Append-only is an approach made popular by Google File System (GFS),  and also adopted in HDFS. The basic approach is to allow updates only in the form of appends to the existing file i.e., the previously written file data is immutable and cannot be modified. The model does allow files to be deleted as a whole. The file is typically treated as a collection of blocks/chunks, such that the last block is immutable.
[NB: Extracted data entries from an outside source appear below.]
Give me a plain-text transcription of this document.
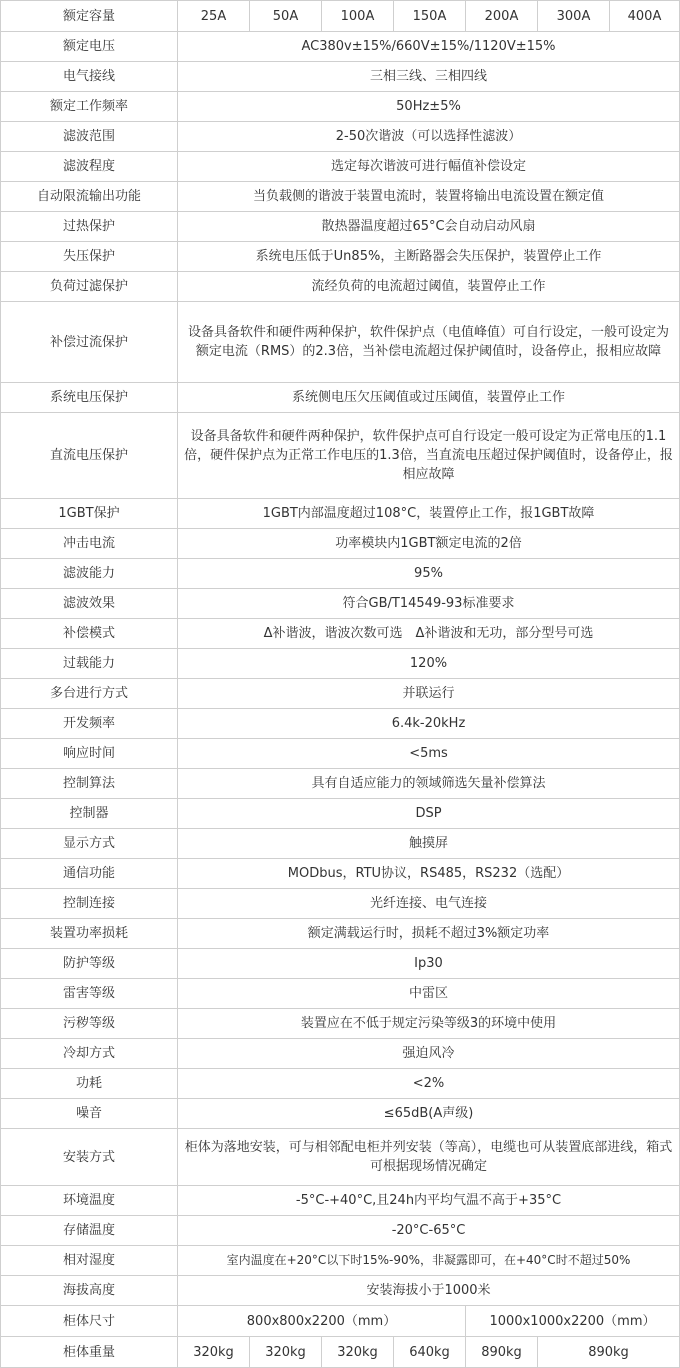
额定容量	25A	50A	100A	150A	200A	300A	400A
额定电压	AC380v±15%/660V±15%/1120V±15%						
电气接线	三相三线、三相四线						
额定工作频率	50Hz±5%						
滤波范围	2-50次谐波（可以选择性滤波）						
滤波程度	选定每次谐波可进行幅值补偿设定						
自动限流输出功能	当负载侧的谐波于装置电流时，装置将输出电流设置在额定值						
过热保护	散热器温度超过65°C会自动启动风扇						
失压保护	系统电压低于Un85%，主断路器会失压保护，装置停止工作						
负荷过滤保护	流经负荷的电流超过阈值，装置停止工作						
补偿过流保护	设备具备软件和硬件两种保护，软件保护点（电值峰值）可自行设定，一般可设定为额定电流（RMS）的2.3倍，当补偿电流超过保护阈值时，设备停止，报相应故障						
系统电压保护	系统侧电压欠压阈值或过压阈值，装置停止工作						
直流电压保护	设备具备软件和硬件两种保护，软件保护点可自行设定一般可设定为正常电压的1.1倍，硬件保护点为正常工作电压的1.3倍，当直流电压超过保护阈值时，设备停止，报相应故障						
1GBT保护	1GBT内部温度超过108°C，装置停止工作，报1GBT故障						
冲击电流	功率模块内1GBT额定电流的2倍						
滤波能力	95%						
滤波效果	符合GB/T14549-93标准要求						
补偿模式	Δ补谐波，谐波次数可选　Δ补谐波和无功，部分型号可选						
过载能力	120%						
多台进行方式	并联运行						
开发频率	6.4k-20kHz						
响应时间	<5ms						
控制算法	具有自适应能力的领域筛选矢量补偿算法						
控制器	DSP						
显示方式	触摸屏						
通信功能	MODbus，RTU协议，RS485，RS232（选配）						
控制连接	光纤连接、电气连接						
装置功率损耗	额定满载运行时，损耗不超过3%额定功率						
防护等级	Ip30						
雷害等级	中雷区						
污秽等级	装置应在不低于规定污染等级3的环境中使用						
冷却方式	强迫风冷						
功耗	<2%						
噪音	≤65dB(A声级)						
安装方式	柜体为落地安装，可与相邻配电柜并列安装（等高），电缆也可从装置底部进线，箱式可根据现场情况确定						
环境温度	-5°C-+40°C,且24h内平均气温不高于+35°C						
存储温度	-20°C-65°C						
相对湿度	室内温度在+20°C以下时15%-90%，非凝露即可，在+40°C时不超过50%						
海拔高度	安装海拔小于1000米						
柜体尺寸	800x800x2200（mm）				1000x1000x2200（mm）		
柜体重量	320kg	320kg	320kg	640kg	890kg	890kg	
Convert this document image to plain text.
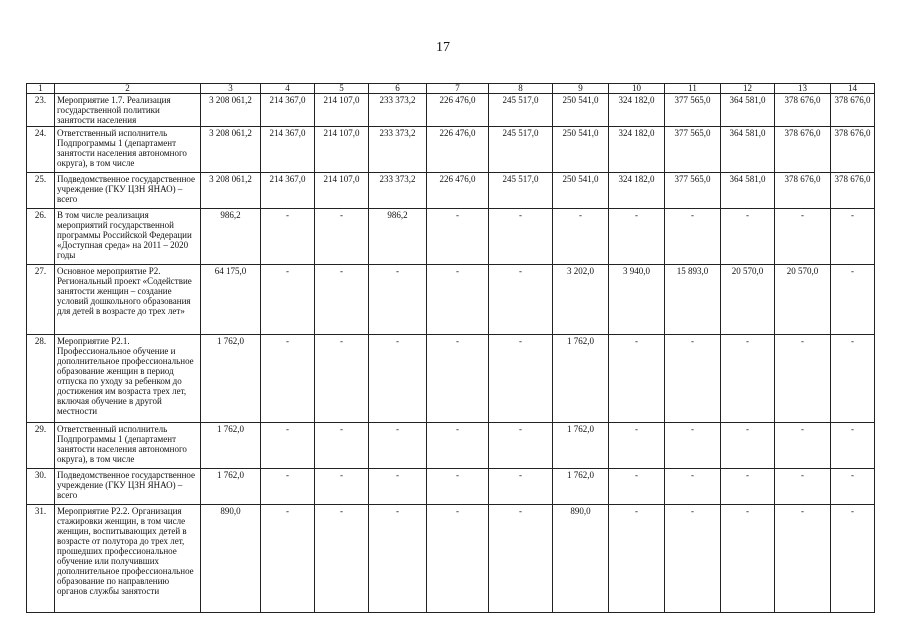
17
1	2	3	4	5	6	7	8	9	10	11	12	13	14
23.	Мероприятие 1.7. Реализация государственной политики занятости населения	3 208 061,2	214 367,0	214 107,0	233 373,2	226 476,0	245 517,0	250 541,0	324 182,0	377 565,0	364 581,0	378 676,0	378 676,0
24.	Ответственный исполнитель Подпрограммы 1 (департамент занятости населения автономного округа), в том числе	3 208 061,2	214 367,0	214 107,0	233 373,2	226 476,0	245 517,0	250 541,0	324 182,0	377 565,0	364 581,0	378 676,0	378 676,0
25.	Подведомственное государственное учреждение (ГКУ ЦЗН ЯНАО) – всего	3 208 061,2	214 367,0	214 107,0	233 373,2	226 476,0	245 517,0	250 541,0	324 182,0	377 565,0	364 581,0	378 676,0	378 676,0
26.	В том числе реализация мероприятий государственной программы Российской Федерации «Доступная среда» на 2011 – 2020 годы	986,2	-	-	986,2	-	-	-	-	-	-	-	-
27.	Основное мероприятие Р2. Региональный проект «Содействие занятости женщин – создание условий дошкольного образования для детей в возрасте до трех лет»	64 175,0	-	-	-	-	-	3 202,0	3 940,0	15 893,0	20 570,0	20 570,0	-
28.	Мероприятие Р2.1. Профессиональное обучение и дополнительное профессиональное образование женщин в период отпуска по уходу за ребенком до достижения им возраста трех лет, включая обучение в другой местности	1 762,0	-	-	-	-	-	1 762,0	-	-	-	-	-
29.	Ответственный исполнитель Подпрограммы 1 (департамент занятости населения автономного округа), в том числе	1 762,0	-	-	-	-	-	1 762,0	-	-	-	-	-
30.	Подведомственное государственное учреждение (ГКУ ЦЗН ЯНАО) – всего	1 762,0	-	-	-	-	-	1 762,0	-	-	-	-	-
31.	Мероприятие Р2.2. Организация стажировки женщин, в том числе женщин, воспитывающих детей в возрасте от полутора до трех лет, прошедших профессиональное обучение или получивших дополнительное профессиональное образование по направлению органов службы занятости	890,0	-	-	-	-	-	890,0	-	-	-	-	-
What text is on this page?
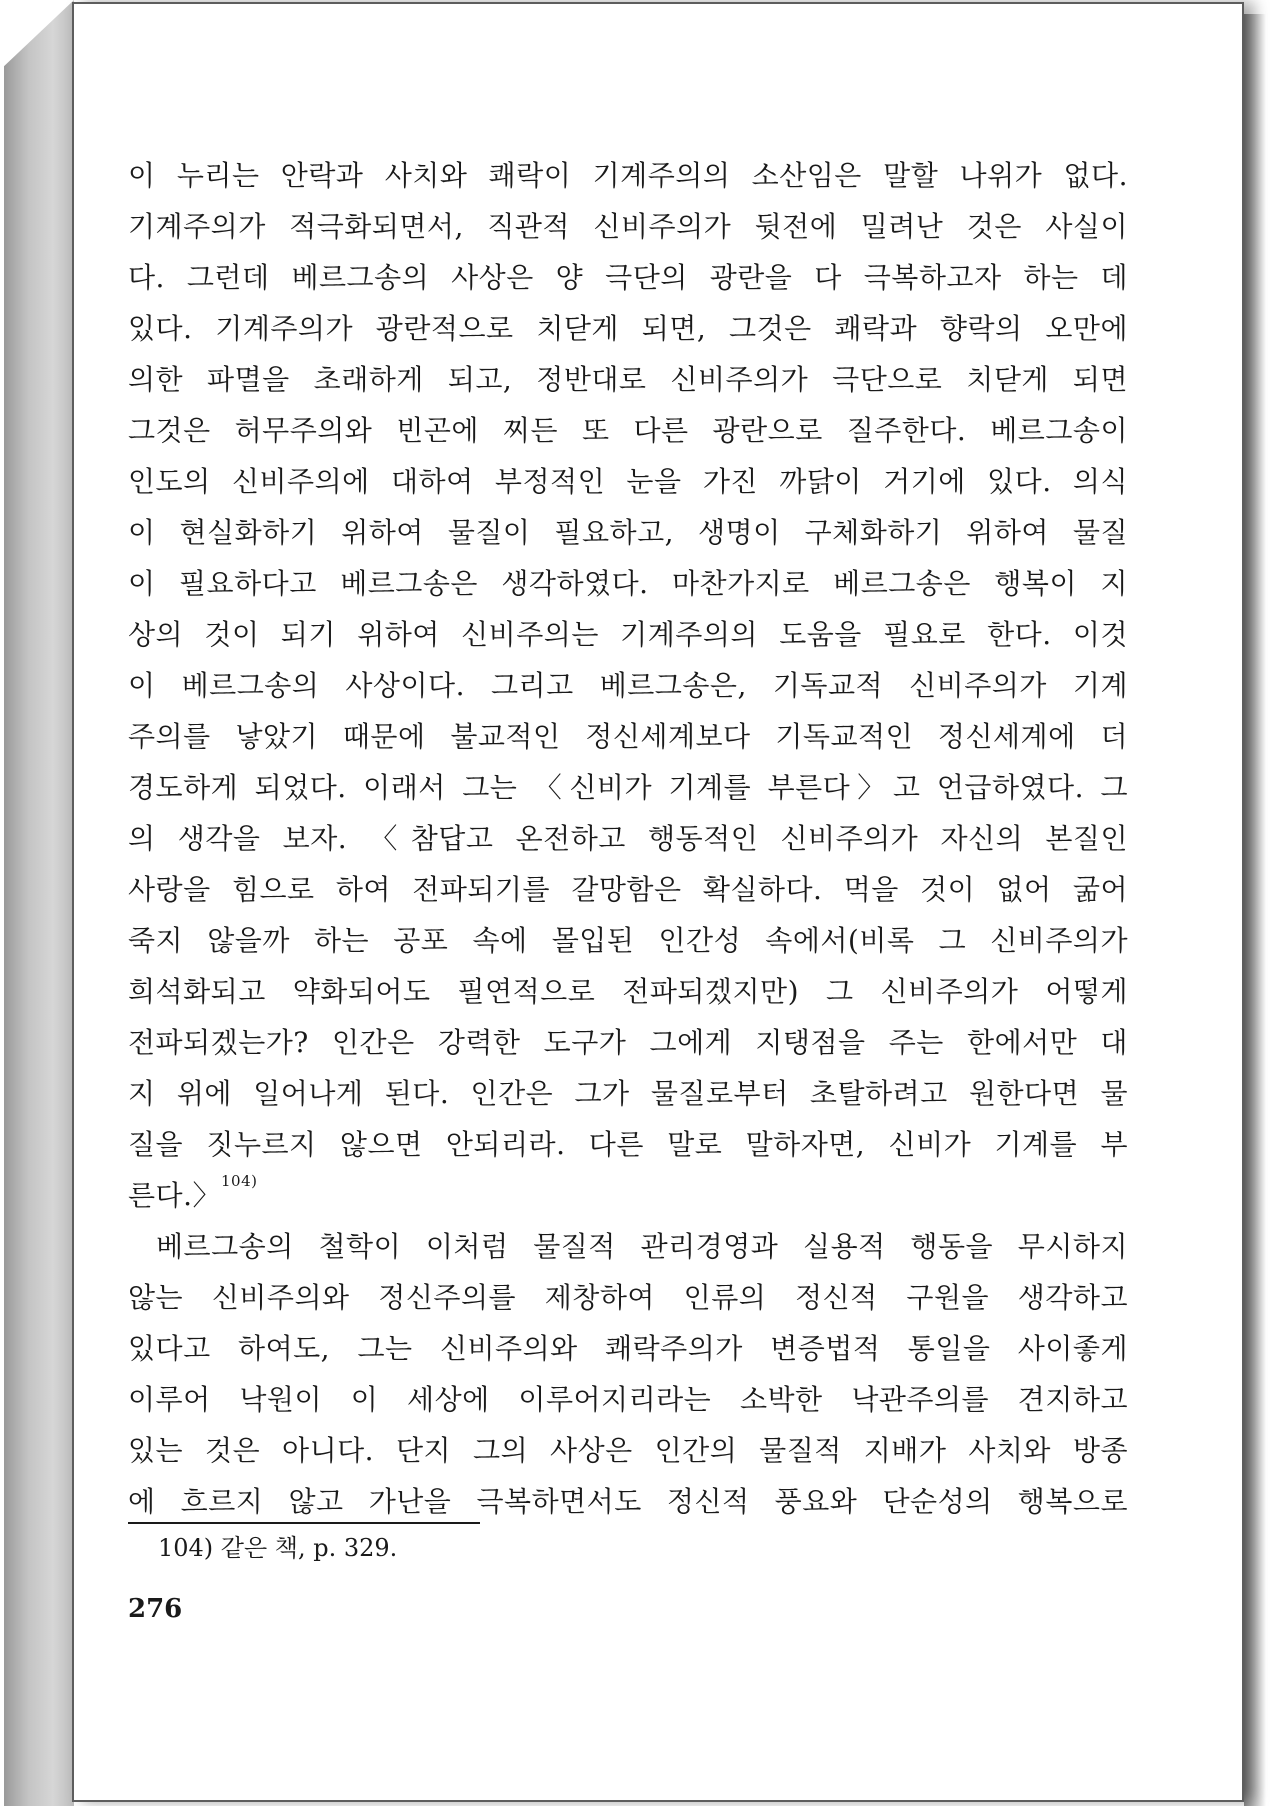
이 누리는 안락과 사치와 쾌락이 기계주의의 소산임은 말할 나위가 없다.
기계주의가 적극화되면서, 직관적 신비주의가 뒷전에 밀려난 것은 사실이
다. 그런데 베르그송의 사상은 양 극단의 광란을 다 극복하고자 하는 데
있다. 기계주의가 광란적으로 치닫게 되면, 그것은 쾌락과 향락의 오만에
의한 파멸을 초래하게 되고, 정반대로 신비주의가 극단으로 치닫게 되면
그것은 허무주의와 빈곤에 찌든 또 다른 광란으로 질주한다. 베르그송이
인도의 신비주의에 대하여 부정적인 눈을 가진 까닭이 거기에 있다. 의식
이 현실화하기 위하여 물질이 필요하고, 생명이 구체화하기 위하여 물질
이 필요하다고 베르그송은 생각하였다. 마찬가지로 베르그송은 행복이 지
상의 것이 되기 위하여 신비주의는 기계주의의 도움을 필요로 한다. 이것
이 베르그송의 사상이다. 그리고 베르그송은, 기독교적 신비주의가 기계
주의를 낳았기 때문에 불교적인 정신세계보다 기독교적인 정신세계에 더
경도하게 되었다. 이래서 그는 〈신비가 기계를 부른다〉고 언급하였다. 그
의 생각을 보자. 〈참답고 온전하고 행동적인 신비주의가 자신의 본질인
사랑을 힘으로 하여 전파되기를 갈망함은 확실하다. 먹을 것이 없어 굶어
죽지 않을까 하는 공포 속에 몰입된 인간성 속에서(비록 그 신비주의가
희석화되고 약화되어도 필연적으로 전파되겠지만) 그 신비주의가 어떻게
전파되겠는가? 인간은 강력한 도구가 그에게 지탱점을 주는 한에서만 대
지 위에 일어나게 된다. 인간은 그가 물질로부터 초탈하려고 원한다면 물
질을 짓누르지 않으면 안되리라. 다른 말로 말하자면, 신비가 기계를 부
른다.〉$^{104)}$
베르그송의 철학이 이처럼 물질적 관리경영과 실용적 행동을 무시하지
않는 신비주의와 정신주의를 제창하여 인류의 정신적 구원을 생각하고
있다고 하여도, 그는 신비주의와 쾌락주의가 변증법적 통일을 사이좋게
이루어 낙원이 이 세상에 이루어지리라는 소박한 낙관주의를 견지하고
있는 것은 아니다. 단지 그의 사상은 인간의 물질적 지배가 사치와 방종
에 흐르지 않고 가난을 극복하면서도 정신적 풍요와 단순성의 행복으로
104) 같은 책, p. 329.
276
This approach belongs to the family of protocols that provide out-of-place updates i.e., new data is written to a different logical address. Other protocols in this family is WAFL (Write Anywhere File Layout), Log Structured Merge (LSM) Trees, COW, version-based storage. In comparing append-only to WAFL, the key difference is that WAFL updates the file metadata to point to the updated data, while Append-only expects the application to determine the latest version of the block based on some sort of generation number.

A few key characteristics of an append-only model are:
  • There is no byte fidelity across replicas of the file. The system enforces at least once semantics i.e., there will at least one copy of the update in all the replicas, but there can be more due to retries.
  • The API does not specify the EoF offset. Instead, it is chosen dynamically by the chunk servers. This allows multiple writers to concurrently update the file (as long as the update is an  atomic operation, there is no need for locking). 
Append-only is an attractive model since it minimizes the need for synchronization between readers, readers and writers, and between writers:

  • Readers: Multiple readers can read the data
  • Reader-Writer: Writers can append to the data, while readers continue to read the old data. For this model to succeed, the updates need to be atomic (to avoid reading partial data).
  • Writer-writer: Since the writers don`t specific the absolute address, the filesystem can serialize the updates in any order (as long the replicas are all updated with the same ordering).